SRS represents Supplementary Retirement Scheme was introduced in 2001 but not alot people are familiar with it By putting your money in SRS, you can use it to offset your taxes and the money can be used for investment. It is a win and win. Reduce tax and increase your money. Seems like a no brainer deal, I will explain the pros and the cons. Then you evaluate whether this tool is suitable for yourself.
According to statistics from the SG government, there are only 127,753 SRS accounts in Singapore based on end of 2016. It is not even close to 10% of the tax paying population.
The greatest advantage of SRS is the ability to reduce taxable income. Maximum annual contribution of S$15,300 for Singaporeans and PRs, and S$35,700 for Foreigners. Upon reaching the retirement age, you can use 10 years to withdraw the money in SRS account. You will be to be taxed based on half the amount you withdraw. How does this benefit you then? For example, if you deposit $10,000 into your SRS account this year. For the next taxable year, your taxable income will be reduced by $10,000. If the original taxable income is $50,000 it will now be reduced to $40,000. See below image which I extract from DBS website for illustration purpose.
After 62 years old, if you withdraw S$40,000 each year, the taxable amount is S$20,000. However in Singapore, taxable income is $20,000 and above. Hence, you do not need to pay any tax. So S$40,000 x 10 years = $400,000 for the SRS account. This is the target amount you want to reach and you will not be subjected to any taxes. Do note, if you withdraw a lumpsum more than S$40,000 in a single year, your tax can be considerably high.
What if I withdraw before 62 years old?
You can withdraw from SRS account before the age of 62 years old but you will be subjected to penalty of 5% and your full withdrawal amount will be taxable (not half of it will be taxed!).
Awas! Therefore you need to weigh this, whether you want to lock your money for 20-30 years just for the sake of tax reduction. Utilise SRS account only when you don’t need this amount of money. You will only see it after 62 years old. Boy, where will I be then? Will I be in the graves?
The nature of SRS account is more well received by the middle-aged group. Ages between 46 – 55 years old represents 33% of the SRS accounts. The 2nd largest group is from 36 – 45 years old, they represents between 29% – 31%.

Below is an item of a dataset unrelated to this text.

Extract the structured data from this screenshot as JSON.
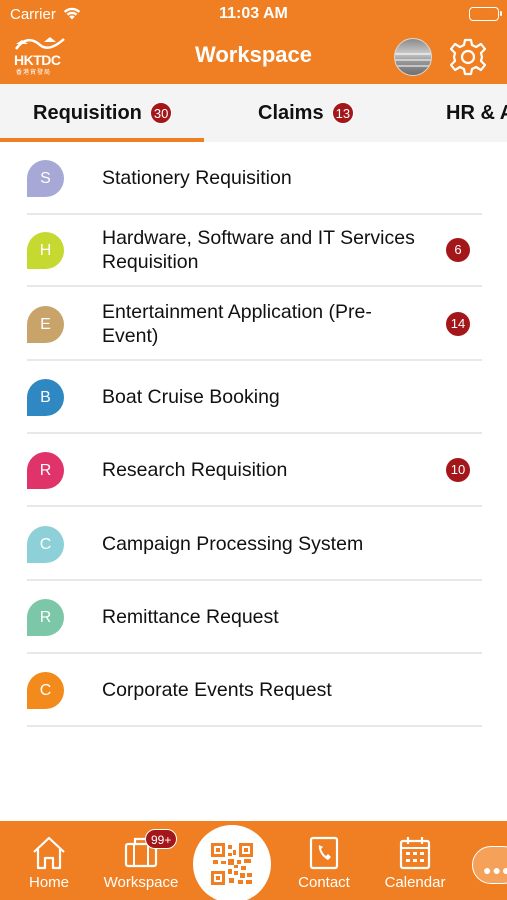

This is not surprising because those in 40+ years old should reach the highest income bracket group. SRS helps the high income group to reduce their taxes. Furthermore, a 30 years old guy will need to wait for 32 years before he can utilise the money from SRS account. Hence, condo price drops to S$500 psf and you cannot use the money to buy it. It will be an opportunity loss. Whereas a 50 years old man just need to wait for another 12 year in order to withdraw from SRS account.
Use SRS account as a tool for Retirement Planning
You can open an account with 3 local banks DBS, OCBC and UOB to enjoy the benefit of tax savings.

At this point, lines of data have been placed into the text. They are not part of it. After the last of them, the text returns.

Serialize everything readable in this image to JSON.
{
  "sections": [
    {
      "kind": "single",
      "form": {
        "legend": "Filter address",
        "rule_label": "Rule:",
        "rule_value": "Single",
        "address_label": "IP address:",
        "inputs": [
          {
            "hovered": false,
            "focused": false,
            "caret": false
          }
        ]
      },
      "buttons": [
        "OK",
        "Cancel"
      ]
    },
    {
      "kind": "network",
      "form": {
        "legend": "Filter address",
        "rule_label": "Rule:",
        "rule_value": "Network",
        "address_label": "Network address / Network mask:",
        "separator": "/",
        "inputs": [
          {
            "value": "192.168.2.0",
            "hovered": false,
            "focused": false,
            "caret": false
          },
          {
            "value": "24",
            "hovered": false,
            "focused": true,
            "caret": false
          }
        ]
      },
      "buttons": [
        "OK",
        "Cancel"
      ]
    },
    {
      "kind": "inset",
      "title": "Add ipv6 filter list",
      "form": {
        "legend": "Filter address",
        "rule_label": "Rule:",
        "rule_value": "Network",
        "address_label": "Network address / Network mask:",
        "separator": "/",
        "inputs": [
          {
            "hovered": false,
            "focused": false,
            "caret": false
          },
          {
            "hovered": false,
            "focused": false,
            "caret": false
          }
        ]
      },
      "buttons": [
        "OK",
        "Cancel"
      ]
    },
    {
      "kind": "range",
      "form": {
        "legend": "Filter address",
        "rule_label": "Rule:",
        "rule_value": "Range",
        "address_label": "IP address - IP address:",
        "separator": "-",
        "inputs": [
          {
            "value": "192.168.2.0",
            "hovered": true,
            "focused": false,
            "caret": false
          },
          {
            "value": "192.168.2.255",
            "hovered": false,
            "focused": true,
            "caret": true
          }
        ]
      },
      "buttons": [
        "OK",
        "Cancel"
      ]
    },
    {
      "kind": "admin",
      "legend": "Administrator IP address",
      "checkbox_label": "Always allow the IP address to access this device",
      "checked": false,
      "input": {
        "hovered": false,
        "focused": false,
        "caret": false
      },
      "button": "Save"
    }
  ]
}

1. Try to put in the maximum amount. For now it is S$15,300.
2. Plan to cap it at S$400,000. Pace yourself to reach that amount. Nothing more nothing less. In future, this amount may increase based on inflation requirement.
3. Invest to increase your return.
See below image from DBS for further illustration. This is based on above example, if you place S$10,000 per annum in SRS for the next 27 years.
I will beg to differ for the Balanced portfolio as DBS is trying to sell you Unit Trusts. In short, if you park your money there and do nothing, you will get S$270k. If you take a balanced approach, you can achieve about S$388k. If you are aggressive and put in stocks, you can get S$489k. 4% per annum is average return over 27 years.
SRS account can be used for fixed deposit, single premium product, equities, REITs, Unit Trust, Bond, etc.
Annual Income lesser than S$40k will benefit less
In order to benefit from SRS account, your taxable income needs to achieve a certain level of comfort. In Singapore, the tax system is a progressive approach in different tax bracket. SRS serves to bring down the taxable income to a lower tax bracket.
For example, if a guy has an income of S$90,000. Without SRS, first S$80,000 will be subjected to a tax of S$3,350. The rest of S$10,000 will be subjected to S$1,150 which is 11.5%. Total tax is S$4,500.
If he pumped S$15,300 and his taxable income is reduced to S$74,700. His tax bracket is shifted down by one level. The first S$40,000 will be subjected to tax S$550. The remaining S$34,700 will be subjected to 7% tax which is S$2429. Total tax is S$2979. This means a saving amount of S$1521 which is equivalent to 34% tax savings.
1) SRS is not flexible
Remember the penalty upon early withdrawal. The full amount will be subjected to taxes.
2) You see the money but you cannot touch
Similar to Special Account in your CPF. I do not need to add more to explain.
3) Do leave your money in SRS and not do anything to it
If you leave it there as Fixed Deposit, you make only 0.1% interest. This is losing money to inflation. You need to put it to use. Put it in equities or give me the money.